Prompt-based: "Return JSON with these fields." Works until the model decides to add commentary, nest differently, or omit optional fields. Breaks under distribution shift.

JSON mode: Guarantees valid JSON, but the keys and values can still be wrong. The model might return {"sentiment": "somewhat negative"} when you expected "negative".

Function calling: Guarantees the schema — correct field names, correct types, enum constraints respected. The model cannot return malformed output.

Use tool use for any structured output you'll programmatically consume

If the output feeds code (not a human), use function calling or with_structured_output.
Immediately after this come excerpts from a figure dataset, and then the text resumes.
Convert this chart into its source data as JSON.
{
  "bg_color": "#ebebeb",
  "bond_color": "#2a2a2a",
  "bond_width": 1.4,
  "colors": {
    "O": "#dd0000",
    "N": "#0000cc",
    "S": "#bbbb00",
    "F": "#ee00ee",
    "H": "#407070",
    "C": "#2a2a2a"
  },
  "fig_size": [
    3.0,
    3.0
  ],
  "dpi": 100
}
The reliability improvement over prompt-based extraction is dramatic, especially for edge cases.


When tool use is the right choice

USE_TOOL_CALLING = [
    "Extracting structured entities from unstructured text (NER++)",
    "Connecting LLMs to external APIs (search, databases, calculators)",
    "Multi-step agent loops where each step has a defined action schema",
    "Any output where you need field-level type guarantees",
    "Replacing fragile regex-based parsing pipelines",
]

DO_NOT_USE_TOOL_CALLING = [
    "Simple yes/no or short text answers",
    "Creative writing or open-ended generation",
    "When the structure isn't known in advance",
    "Situations where partial/incomplete output is acceptable",
]

Anatomy of a tool definition

# OpenAI format (also used by LangChain, LiteLLM)
tool = {
    "type": "function",
    "function": {
        "name": "extract_invoice",
        "description": "Extract structured data from an invoice document.",  # Critical: model uses this
        "parameters": {
            "type": "object",
            "properties": {
                "vendor_name": {
                    "type": "string",
                    "description": "Name of the vendor or supplier"
                },
                "total_amount": {
                    "type": "number",
                    "description": "Total invoice amount in USD"
                },
                "invoice_date": {
                    "type": "string",
                    "description": "Invoice date in YYYY-MM-DD format"
                },
                "line_items": {
                    "type": "array",
                    "items": {
                        "type": "object",
                        "properties": {
                            "description": {"type": "string"},
                            "amount": {"type": "number"}
                        },
                        "required": ["description", "amount"]
                    },
                    "description": "Individual line items on the invoice"
                },
                "status": {
                    "type": "string",
                    "enum": ["paid", "pending", "overdue"],
                    "description": "Current payment status"
                }
            },
            "required": ["vendor_name", "total_amount", "invoice_date"]
        }
    }
}

Write good descriptions — they're few-shot prompts for the schema

The description fields in your tool schema guide the model's extraction. "Total invoice amount in USD" is better than "amount" — it tells the model the unit and scope. Treat descriptions as micro-prompts.